Three weeks ago, I boarded a Eurostar train for a trip from London to Paris. There was something particularly special about traveling before dawn. Seeing a city stretch its limbs after a night’s slumber is something of a secret world: the businesspeople walking with purpose towards their early-morning destinations; the street cleaners wide awake, the noise of their machines breaking the silence; the taxi drivers heading home as their overnight hours come to a close.
Knowing that I would be in an entirely different country before most of the city took its first tea break was exhilarating.

Early morning, London
It’s been 11 years since I took my first extended trip to Europe. I traveled that summer through several different countries, with various friends, for six weeks.
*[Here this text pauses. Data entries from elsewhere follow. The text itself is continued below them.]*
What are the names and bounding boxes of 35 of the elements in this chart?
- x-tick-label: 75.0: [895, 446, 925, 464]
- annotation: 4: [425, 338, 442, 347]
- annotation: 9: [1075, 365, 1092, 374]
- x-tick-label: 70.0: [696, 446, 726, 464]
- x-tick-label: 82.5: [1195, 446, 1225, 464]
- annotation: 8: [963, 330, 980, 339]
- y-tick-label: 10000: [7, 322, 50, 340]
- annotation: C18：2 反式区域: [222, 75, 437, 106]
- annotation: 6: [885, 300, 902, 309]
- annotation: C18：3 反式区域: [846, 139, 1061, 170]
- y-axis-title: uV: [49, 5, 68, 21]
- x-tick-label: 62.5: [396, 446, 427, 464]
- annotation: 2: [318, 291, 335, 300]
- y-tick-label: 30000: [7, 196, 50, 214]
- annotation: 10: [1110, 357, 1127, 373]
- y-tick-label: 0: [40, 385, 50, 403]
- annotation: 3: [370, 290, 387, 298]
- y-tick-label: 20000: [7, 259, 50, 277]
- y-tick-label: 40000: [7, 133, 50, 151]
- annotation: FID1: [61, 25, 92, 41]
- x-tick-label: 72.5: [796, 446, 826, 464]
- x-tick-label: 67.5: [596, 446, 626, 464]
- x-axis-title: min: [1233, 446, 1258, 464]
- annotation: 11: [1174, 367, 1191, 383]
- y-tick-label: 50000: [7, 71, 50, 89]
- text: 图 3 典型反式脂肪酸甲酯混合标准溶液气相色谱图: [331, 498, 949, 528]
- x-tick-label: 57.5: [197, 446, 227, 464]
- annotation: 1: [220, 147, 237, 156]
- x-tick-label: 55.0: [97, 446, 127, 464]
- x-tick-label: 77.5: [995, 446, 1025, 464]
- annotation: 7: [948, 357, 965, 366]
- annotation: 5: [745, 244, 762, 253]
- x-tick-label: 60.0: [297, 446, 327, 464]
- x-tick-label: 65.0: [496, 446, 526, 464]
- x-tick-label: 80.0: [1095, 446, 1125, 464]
Though I was still in my 20s at the time, I felt ancient; I had the sense that I was late to the game of travel, that I had somehow missed the boat, even though I held my precious Eurorail pass firmly in my hand.
Sometimes, I wonder what choices I might have made if I’d indulged my well-known wanderlust sooner in life.
It smacks into me when I’m actually in places I’ve never been: the day before I took the train to Paris, for instance, I walked into a coffee shop that made me nostalgic for the girl I wasn’t, back when I didn’t make the determined choice to travel. As I sat there – in the Four Corners Café – I listened to the baristas talking about parties and hookups and music. I reveled in the vibrancy of their enthusiasm for the messy, sexy pieces of life. I fell a bit in love with them, perhaps, with the whole scene, built to implore others to wander. Yet I recognize that while I can dip into that world for a moment, it is no longer mine; over time, I’ve come to understand that there is discovery, too, in sitting still, in creating a community. I want that, too.

p.s. – The coffee is fantastic
I’m proud that I’ve made travel a permanent fixture in my adult life, and that I’ve made sure that I am comfortable in my own skin as a traveler: that I know how to pack and what to bring, that I know what to throw away and what to save, that I know how to navigate a culture in which I don’t speak the language and how to navigate my own country when it seems like a foreign land. And I am proud, too, that I’ve finally realized the joy that comes with not just being completely untethered but that also comes from knowing where my home is, and when I will return to it.
By the time I got to Paris, I had napped and I had woken; I had watched the sun rise over a field in France, and I had read the bilingual magazine in my seatback pocket cover-to-cover, deciphering the French as best I could before referring to the English section for clarification. And though the city before me was not new, it still was everything I craved.

French sunrise, from a train
I climbed down from the train, carrying with me a mix of all my years: the self-assurance of my 30s, the restlessness of my 20s, the dreams of my teenage days. And – for the girl I once was – I carried the desire for something unknown, which turned out to be the wonderful, expansive, challenging, and beautiful act of simply boarding the train in one country and disembarking in someplace entirely different. Whatever changes may come, that will always remain precious, a gift to myself that I hold dear, in every corner of my wandering heart.